Naar aanleiding van vragen van het lid Van Tongeren (GL) heb ik de Kamer toegezegd met Vitens te bekijken welke monitoring nodig is voor de drinkwaterbron bij Weerselo. In het algemeen vraagt het Ministerie van EZK provincies en gemeenten om advies bij winningsvergunningen. Provincies zijn mede-eigenaar van drinkwaterbedrijven. De drinkwaterbedrijven kunnen via de provincie hun wensen kenbaar maken. De adviezen van provincies en gemeenten maar ook de inspraakreacties van burgers kunnen leiden tot aanpassingen van een winningsvergunning.
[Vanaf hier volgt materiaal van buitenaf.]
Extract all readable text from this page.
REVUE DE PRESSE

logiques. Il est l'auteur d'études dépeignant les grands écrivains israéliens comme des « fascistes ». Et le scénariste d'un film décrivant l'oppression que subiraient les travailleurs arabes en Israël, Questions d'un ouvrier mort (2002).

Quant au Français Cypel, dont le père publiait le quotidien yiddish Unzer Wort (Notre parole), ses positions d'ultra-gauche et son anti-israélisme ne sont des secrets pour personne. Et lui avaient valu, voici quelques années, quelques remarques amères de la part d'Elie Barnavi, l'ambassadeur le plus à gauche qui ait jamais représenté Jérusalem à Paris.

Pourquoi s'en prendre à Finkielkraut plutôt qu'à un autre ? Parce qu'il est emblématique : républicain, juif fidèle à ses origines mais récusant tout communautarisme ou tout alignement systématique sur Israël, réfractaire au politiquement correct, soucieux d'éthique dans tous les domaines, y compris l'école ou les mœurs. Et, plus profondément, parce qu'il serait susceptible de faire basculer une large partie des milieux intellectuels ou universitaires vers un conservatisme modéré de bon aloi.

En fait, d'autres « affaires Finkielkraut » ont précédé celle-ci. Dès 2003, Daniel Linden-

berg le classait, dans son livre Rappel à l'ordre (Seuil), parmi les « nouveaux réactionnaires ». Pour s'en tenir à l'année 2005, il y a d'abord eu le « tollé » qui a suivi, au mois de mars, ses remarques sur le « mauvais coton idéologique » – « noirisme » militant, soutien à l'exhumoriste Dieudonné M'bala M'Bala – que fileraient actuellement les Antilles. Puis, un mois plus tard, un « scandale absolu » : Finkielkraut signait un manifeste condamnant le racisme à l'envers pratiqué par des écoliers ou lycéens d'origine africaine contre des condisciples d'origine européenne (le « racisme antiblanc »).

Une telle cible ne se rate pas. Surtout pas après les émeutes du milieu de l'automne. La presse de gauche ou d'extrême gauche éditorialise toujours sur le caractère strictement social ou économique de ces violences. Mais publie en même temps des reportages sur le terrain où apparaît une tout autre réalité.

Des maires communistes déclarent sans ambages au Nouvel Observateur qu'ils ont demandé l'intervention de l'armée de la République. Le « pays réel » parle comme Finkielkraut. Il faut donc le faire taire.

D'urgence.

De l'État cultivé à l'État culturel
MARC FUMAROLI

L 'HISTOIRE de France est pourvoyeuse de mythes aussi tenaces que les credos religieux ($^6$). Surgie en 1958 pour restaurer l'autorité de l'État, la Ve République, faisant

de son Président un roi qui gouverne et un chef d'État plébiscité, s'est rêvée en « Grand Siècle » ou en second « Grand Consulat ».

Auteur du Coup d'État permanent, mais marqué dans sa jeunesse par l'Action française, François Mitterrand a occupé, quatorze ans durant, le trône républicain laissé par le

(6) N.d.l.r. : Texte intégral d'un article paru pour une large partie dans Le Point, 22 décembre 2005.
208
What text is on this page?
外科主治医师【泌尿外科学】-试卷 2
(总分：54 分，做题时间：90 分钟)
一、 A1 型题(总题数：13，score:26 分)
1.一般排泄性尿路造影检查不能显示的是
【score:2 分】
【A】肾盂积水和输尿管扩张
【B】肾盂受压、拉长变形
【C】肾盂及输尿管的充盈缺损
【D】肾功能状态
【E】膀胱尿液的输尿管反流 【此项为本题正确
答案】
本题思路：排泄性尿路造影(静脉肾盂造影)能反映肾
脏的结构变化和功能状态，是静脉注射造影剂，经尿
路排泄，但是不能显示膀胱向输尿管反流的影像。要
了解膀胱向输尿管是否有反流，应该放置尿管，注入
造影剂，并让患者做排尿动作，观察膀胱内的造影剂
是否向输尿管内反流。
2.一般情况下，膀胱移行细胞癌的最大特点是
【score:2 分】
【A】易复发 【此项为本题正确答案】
Specifiek ten aanzien van injectie van productiewater in relatie tot de drinkwaterwinning Weerselo is nader onderzoek uitgevoerd. Vitens heeft aangegeven de conclusies uit het eindrapport «Herafweging verwerking productiewater Schoonebeek» te onderschrijven dat de risico's voor lekkages uit de reservoirs (lege gasvelden) waarin wordt geïnjecteerd verwaarloosbaar klein zijn. Deze conclusies zijn getoetst en worden onderschreven door onafhankelijke experts. Vitens geeft aan dat aanvullende monitoring rond Weerselo om die reden niet nodig wordt gevonden.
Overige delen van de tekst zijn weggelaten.